Date: 2004-10-21 10:38 am (UTC)
cofax7: climbing on an abbey wall  (Chris in the Morning -- Snacky)
From: [personal profile] cofax7
However, at what point does that re-invisioning process become so different from the original cannon that one should consider it more of a parody/alternate reality rather than fanfic?

Ah, well, there's a school of thought that all fanfic is alternate reality. It's not on your television screen between 8 and 9 pm on Wednesdays, therefore it's not canonical, therefore it's AU (alternate universe).

However most of the time what happens is that stories that really challenge the underlying premises of the show are labelled AU. Something like Tauvo Crais being brought onto Moya in the pilot of Farscape instead of Aeryn Sun; Benton Fraser being born a woman instead of a man (DueSouth); Scully never joining the FBI at all.

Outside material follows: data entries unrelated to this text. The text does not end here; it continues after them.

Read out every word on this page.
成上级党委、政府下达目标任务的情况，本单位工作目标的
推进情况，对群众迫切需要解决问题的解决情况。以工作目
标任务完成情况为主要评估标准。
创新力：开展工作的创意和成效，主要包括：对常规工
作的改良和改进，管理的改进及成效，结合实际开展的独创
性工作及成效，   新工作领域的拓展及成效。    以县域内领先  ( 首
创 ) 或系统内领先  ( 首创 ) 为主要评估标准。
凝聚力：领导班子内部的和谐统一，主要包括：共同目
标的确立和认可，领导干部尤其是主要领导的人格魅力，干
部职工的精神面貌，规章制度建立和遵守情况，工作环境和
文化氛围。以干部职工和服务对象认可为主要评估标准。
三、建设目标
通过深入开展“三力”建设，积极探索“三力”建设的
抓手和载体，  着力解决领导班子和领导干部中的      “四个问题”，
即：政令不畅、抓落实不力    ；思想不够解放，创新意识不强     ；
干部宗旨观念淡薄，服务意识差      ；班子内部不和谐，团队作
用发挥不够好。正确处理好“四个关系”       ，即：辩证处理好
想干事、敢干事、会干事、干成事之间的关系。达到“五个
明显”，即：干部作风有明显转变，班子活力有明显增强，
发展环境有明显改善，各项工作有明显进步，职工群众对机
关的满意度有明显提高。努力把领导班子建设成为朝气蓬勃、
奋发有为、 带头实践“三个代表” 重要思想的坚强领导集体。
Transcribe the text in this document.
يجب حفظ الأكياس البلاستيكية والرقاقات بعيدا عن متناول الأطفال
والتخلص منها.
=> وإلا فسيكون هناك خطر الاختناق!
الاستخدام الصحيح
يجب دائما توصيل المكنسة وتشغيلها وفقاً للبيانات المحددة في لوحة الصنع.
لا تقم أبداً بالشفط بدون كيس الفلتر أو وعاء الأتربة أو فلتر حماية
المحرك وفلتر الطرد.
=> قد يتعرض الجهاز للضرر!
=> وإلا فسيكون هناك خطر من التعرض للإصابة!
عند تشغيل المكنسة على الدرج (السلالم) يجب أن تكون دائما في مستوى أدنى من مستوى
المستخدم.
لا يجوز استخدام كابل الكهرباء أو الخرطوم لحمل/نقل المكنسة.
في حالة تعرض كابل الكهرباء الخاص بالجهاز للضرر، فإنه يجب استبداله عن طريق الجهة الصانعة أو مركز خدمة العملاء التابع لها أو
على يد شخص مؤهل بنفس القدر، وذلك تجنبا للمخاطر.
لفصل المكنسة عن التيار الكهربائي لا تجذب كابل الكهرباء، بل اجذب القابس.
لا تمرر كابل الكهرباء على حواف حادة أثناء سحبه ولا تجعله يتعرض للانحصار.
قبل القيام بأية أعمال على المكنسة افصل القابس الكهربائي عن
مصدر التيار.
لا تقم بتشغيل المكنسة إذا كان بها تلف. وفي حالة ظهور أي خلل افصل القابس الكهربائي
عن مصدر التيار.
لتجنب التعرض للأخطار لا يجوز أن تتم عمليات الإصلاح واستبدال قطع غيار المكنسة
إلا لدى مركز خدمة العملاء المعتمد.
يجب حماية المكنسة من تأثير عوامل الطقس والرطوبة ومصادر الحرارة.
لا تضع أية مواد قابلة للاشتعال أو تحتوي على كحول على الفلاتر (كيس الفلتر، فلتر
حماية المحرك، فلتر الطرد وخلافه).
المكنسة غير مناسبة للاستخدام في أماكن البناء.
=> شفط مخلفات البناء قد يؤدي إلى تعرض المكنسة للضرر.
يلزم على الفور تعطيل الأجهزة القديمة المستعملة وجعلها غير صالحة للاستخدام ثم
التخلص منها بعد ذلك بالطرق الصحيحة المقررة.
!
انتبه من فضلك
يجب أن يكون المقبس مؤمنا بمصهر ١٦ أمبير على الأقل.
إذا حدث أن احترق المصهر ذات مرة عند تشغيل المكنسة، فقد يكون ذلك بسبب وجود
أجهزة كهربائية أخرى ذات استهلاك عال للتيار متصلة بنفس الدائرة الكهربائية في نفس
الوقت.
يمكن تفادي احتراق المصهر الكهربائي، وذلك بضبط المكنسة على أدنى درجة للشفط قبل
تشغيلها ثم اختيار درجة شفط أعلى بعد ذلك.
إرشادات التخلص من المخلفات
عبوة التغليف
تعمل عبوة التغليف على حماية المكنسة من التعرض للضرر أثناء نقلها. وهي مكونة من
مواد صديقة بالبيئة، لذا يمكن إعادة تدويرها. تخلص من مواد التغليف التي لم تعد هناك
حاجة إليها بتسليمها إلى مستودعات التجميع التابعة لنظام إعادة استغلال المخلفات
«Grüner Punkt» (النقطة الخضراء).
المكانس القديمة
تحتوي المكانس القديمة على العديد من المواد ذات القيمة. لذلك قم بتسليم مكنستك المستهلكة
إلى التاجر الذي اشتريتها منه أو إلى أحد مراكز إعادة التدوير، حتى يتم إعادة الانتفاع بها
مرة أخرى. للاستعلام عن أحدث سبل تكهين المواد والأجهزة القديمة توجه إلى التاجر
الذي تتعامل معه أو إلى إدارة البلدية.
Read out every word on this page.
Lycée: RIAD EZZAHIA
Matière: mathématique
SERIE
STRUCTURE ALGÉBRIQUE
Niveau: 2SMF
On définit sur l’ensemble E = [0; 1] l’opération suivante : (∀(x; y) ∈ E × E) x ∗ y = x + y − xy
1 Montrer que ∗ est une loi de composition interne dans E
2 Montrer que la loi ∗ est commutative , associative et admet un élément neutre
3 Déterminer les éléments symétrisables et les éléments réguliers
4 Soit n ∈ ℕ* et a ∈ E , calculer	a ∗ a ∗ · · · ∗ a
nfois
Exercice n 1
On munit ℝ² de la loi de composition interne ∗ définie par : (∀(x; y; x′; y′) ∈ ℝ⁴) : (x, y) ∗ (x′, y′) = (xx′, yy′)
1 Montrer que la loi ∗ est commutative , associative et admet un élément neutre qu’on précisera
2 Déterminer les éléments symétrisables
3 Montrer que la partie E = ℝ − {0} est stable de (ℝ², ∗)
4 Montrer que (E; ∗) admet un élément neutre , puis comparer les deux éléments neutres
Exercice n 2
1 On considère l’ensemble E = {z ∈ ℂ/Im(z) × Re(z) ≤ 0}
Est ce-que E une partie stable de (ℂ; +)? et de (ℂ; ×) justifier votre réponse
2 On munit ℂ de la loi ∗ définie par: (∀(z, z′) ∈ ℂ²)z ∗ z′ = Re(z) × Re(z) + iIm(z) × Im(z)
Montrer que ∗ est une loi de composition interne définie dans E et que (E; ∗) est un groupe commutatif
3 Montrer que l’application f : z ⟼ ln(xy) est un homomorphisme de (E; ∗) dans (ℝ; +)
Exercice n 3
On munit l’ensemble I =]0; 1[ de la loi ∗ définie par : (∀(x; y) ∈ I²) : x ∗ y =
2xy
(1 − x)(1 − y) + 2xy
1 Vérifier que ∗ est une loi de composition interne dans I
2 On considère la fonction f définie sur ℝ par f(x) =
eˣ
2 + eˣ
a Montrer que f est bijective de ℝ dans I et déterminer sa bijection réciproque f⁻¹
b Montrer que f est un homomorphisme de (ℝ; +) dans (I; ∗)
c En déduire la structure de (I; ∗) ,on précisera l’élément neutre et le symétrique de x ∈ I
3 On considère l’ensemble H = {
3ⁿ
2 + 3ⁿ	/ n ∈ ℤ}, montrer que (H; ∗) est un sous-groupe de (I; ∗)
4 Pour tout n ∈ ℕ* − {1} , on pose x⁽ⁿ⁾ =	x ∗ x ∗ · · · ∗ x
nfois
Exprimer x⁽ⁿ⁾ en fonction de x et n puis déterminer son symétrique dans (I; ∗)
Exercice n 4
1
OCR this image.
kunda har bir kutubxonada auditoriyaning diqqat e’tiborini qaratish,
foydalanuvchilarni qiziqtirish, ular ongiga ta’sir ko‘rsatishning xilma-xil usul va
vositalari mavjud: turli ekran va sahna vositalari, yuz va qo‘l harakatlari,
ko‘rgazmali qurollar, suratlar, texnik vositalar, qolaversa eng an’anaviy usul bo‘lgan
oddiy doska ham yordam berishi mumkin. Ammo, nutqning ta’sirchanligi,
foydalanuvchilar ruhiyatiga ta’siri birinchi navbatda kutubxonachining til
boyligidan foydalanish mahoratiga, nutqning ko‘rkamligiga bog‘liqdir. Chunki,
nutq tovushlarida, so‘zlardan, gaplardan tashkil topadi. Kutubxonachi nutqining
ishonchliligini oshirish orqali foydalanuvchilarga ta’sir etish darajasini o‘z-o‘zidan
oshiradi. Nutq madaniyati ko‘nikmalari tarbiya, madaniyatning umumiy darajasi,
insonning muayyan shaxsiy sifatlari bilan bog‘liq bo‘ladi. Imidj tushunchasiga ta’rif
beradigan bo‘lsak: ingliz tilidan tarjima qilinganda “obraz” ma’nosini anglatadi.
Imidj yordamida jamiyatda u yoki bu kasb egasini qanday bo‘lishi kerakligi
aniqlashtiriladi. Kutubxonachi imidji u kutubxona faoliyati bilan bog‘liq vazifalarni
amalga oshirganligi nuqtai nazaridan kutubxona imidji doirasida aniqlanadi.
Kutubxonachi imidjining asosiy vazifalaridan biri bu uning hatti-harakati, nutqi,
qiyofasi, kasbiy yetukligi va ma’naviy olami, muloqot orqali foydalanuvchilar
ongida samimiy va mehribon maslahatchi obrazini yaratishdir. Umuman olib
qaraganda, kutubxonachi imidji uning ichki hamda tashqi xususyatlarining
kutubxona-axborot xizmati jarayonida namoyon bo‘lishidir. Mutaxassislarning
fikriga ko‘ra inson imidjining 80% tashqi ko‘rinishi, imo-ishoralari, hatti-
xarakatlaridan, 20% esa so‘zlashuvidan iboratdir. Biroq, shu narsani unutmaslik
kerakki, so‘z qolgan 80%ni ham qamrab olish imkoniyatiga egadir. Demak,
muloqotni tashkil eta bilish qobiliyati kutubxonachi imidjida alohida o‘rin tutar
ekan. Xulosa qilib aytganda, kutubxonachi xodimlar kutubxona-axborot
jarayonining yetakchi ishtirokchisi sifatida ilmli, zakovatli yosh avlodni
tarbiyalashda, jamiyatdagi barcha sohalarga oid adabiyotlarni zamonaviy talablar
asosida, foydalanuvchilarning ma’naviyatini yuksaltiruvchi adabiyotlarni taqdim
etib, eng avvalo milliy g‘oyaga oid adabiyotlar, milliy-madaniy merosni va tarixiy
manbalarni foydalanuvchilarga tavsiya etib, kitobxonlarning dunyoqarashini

You can go even farther AU, of course, and write a story in which the recognizeable personalities are living in, say, 13th-Century Wales. (I'm not much fond of those, since part of the appeal of the fic is the characters' personal histories. But people do write them.) Those last ones, where the characters' personal histories are changed, are the ones that for me fall outside the realm of fanfiction, because without either the framework of the basic premise or the specific personal history established by canon what you have is an original novel whose characters physically resemble the actors but not much else is recognizable.

However to answer your question, even in those circumstances, the writer is generally relying on the reader's knowledge and familiarity with the source canon to make her point. The emotional responses and the logical connections often require the reader to know what was said or done in canon. The amount of this riffing or cross-referencing, of course, depends on the writer and the story.

(Similar to, say, a mainstream novel about a family squabbling about an inheritance in which one of three sisters is named Cordelia. That reference to King Lear casts a shadow and a certain level of understanding over the entire story, even if the characters themselves never acknowledge it.)

So, to get back to your question, when the story becomes alternate reality depends who you ask. Some stories are obviously alternate reality (Mulder is a girl!); some are AU because they start at a set point in canon and spin off into their own examination of what might have happened (Buffy never comes back from the dead after Prophecy Girl); some are completely wacky (like the Professionals stories in which the characters are, well, Faeries).

Other than that, the dividing line is very blurry. It depends on the specific community in question. There are even people who say that all slash is AU if there's no indication of same-sex preferences established in canon. Thankfully, this is not a commonly-held belief. *grin*

Sorry to go on so long, but it's an interesting question.

Date: 2004-10-21 10:41 am (UTC)
From: [identity profile] zhaneel69.livejournal.com
Akin to msagara, I don't mind long responses. Heck, I like 'em. So as long as she doesn't mind us rambling in her journal, I'm all for it. If she does, I'll move discussion to my journal.

Anyhow, thanks for the long answer. I don't know a lot about FanFic [obviously] so I enjoy learning.